Une importante controverse oppose partisans d’Amati à ceux de Gaspare de Salò comme "inventeur" du violon, ou plutôt comme ayant fixé une forme à peu près définitive à cet instrument. Certes, il semble peu probable que ceux-ci, nés respectivement environ 10 années avant et 30 années (Gaspare est né en 1540) après les premières mentions écrites du violon, aient été à son origine. Ce qui est attesté, c’est uniquement, comme nous l’avons écrit, que le premier violon que l’on connaisse est sorti des ateliers d’Amati, mais que Gaspare de Salò fut, de son côté, le premier à pouvoir réaliser des violons en quantités. Il en a d’ailleurs tiré une grande fortune.

Amati a créé une dynastie de luthiers : ses fils Antonio et Girolamo et petit-fils Nicolo ont poursuivi la tradition familiale, et leurs disciples se nommaient Stainer (qui créera une lutherie à Absam, près d’Innsbruck en Autriche), et les deux grands luthiers crémonais Guarnieri et Stradivari, ainsi que, probablement, Ruggieri.

Un siècle après la commande royale, Antonio Girolamo Stradivari (1644-1737), dit "Stradivarius", apporte quelques changements à la forme du violon, ainsi que des améliorations très fines et dont beaucoup restent encore des mystères pour la science moderne, mais il semble que toute modification n’améliorait en rien la sonorité de ces instruments. Le travail d’Andréa Amati est déjà totalement abouti, dans le dessin de l’instrument, dans le choix des matériaux, dans la qualité du travail. Jusqu’à l’avènement du violon moderne au début du 19e siècle, il ne subira aucune modification majeure.
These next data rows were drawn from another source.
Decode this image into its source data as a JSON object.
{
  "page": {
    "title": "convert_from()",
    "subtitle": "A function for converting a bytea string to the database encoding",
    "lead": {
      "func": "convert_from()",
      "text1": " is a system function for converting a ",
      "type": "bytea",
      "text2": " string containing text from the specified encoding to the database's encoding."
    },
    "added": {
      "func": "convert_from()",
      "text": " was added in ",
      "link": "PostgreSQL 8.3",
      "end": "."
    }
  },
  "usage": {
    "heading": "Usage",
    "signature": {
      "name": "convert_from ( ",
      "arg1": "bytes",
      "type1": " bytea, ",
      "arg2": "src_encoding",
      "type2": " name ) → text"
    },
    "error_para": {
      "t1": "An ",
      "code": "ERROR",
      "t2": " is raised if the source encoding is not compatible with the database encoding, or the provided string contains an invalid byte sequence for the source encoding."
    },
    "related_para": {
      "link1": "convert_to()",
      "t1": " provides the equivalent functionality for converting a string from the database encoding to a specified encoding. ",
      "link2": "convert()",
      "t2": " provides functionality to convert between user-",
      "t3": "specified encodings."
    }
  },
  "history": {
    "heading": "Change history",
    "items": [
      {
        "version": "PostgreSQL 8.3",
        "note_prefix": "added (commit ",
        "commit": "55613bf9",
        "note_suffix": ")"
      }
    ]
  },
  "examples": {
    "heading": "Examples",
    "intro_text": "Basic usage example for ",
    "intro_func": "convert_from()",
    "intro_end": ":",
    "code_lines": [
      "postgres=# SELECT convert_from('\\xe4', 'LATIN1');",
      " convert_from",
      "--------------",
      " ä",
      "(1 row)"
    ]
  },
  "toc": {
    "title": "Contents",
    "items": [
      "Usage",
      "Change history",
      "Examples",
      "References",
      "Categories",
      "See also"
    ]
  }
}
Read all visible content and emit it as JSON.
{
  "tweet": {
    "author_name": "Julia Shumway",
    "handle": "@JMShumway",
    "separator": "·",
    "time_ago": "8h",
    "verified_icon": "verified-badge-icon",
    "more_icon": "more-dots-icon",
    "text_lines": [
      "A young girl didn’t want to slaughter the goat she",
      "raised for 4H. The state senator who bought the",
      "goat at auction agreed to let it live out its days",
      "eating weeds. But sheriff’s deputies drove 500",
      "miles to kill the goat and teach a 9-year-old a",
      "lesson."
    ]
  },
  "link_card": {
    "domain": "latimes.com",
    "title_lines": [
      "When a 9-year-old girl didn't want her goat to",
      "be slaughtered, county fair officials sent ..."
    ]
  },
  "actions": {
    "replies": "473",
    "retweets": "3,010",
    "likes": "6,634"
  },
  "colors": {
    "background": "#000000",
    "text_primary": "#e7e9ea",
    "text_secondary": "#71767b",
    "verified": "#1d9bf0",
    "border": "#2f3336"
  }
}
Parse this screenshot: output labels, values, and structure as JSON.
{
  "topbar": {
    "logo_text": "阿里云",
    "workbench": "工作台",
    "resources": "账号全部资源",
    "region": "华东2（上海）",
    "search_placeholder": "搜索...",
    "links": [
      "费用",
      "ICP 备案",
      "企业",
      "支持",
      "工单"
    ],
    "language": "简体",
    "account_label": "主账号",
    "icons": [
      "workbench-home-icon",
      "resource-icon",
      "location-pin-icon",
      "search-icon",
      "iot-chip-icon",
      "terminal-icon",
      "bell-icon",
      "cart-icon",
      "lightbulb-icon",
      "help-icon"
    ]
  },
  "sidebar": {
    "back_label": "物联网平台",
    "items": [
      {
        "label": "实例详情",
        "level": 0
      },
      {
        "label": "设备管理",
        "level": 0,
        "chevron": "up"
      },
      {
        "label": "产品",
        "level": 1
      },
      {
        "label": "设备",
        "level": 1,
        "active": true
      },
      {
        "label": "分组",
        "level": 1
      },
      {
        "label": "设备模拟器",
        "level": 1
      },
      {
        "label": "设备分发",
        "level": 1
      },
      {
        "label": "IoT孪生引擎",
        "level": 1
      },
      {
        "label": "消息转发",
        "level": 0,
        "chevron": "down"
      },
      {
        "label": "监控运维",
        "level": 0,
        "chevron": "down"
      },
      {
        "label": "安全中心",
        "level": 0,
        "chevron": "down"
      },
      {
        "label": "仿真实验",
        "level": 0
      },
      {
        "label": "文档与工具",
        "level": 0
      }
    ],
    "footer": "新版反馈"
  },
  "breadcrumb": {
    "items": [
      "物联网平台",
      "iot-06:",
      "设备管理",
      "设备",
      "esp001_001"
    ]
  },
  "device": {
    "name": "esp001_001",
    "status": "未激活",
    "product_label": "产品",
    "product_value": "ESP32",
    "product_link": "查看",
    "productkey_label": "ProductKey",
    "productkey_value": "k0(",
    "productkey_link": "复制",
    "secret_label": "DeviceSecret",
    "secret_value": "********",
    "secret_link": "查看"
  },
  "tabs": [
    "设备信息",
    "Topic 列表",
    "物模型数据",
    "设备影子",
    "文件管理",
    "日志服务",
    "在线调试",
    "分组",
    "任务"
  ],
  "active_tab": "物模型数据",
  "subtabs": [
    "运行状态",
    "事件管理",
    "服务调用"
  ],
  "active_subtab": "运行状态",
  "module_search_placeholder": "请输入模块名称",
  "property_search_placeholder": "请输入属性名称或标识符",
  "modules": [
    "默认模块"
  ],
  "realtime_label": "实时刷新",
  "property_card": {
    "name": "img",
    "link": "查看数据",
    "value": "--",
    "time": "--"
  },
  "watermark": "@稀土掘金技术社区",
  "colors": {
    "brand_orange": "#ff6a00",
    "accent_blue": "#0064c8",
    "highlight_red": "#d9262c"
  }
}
C’est avec cet Stradivarius que l’art de la lutherie crémonaise connaît son apogée. Ce génial luthier, au cours de sa vie, fabriqua plus de 1000 instruments. Il en subsiste aujourd’hui envion 650, tous dans un état de conservation exceptionnel. On n’a encore pas pu, à ce jour, percer les secrets qui ont fait des violons stradivarius les meilleurs jamais réalisés.

Par rapport aux autres instruments à cordes de son époque, le violon a une sonorité plus proche de la voix humaine, plus claire, plus éclatante aussi. Par ailleurs, sa forme autorise des virtuosités plus grandes que celle de ses concurrents.

Cette sonorité éclatante le fait d’abord rejeter par les "gens de goût" de l’époque. Puis, grâce à des compositeurs comme Monteverdi ou Lully, qui composent pour lui (ou, du moins, qui l’intègrent nommément dans les formations pour lesquelles ils composent) des oeuvres savantes, le violon acquiert ses lettres de noblesse pour devenir, en quelques dizaines d’années, l’instrument-roi de l’orchestre.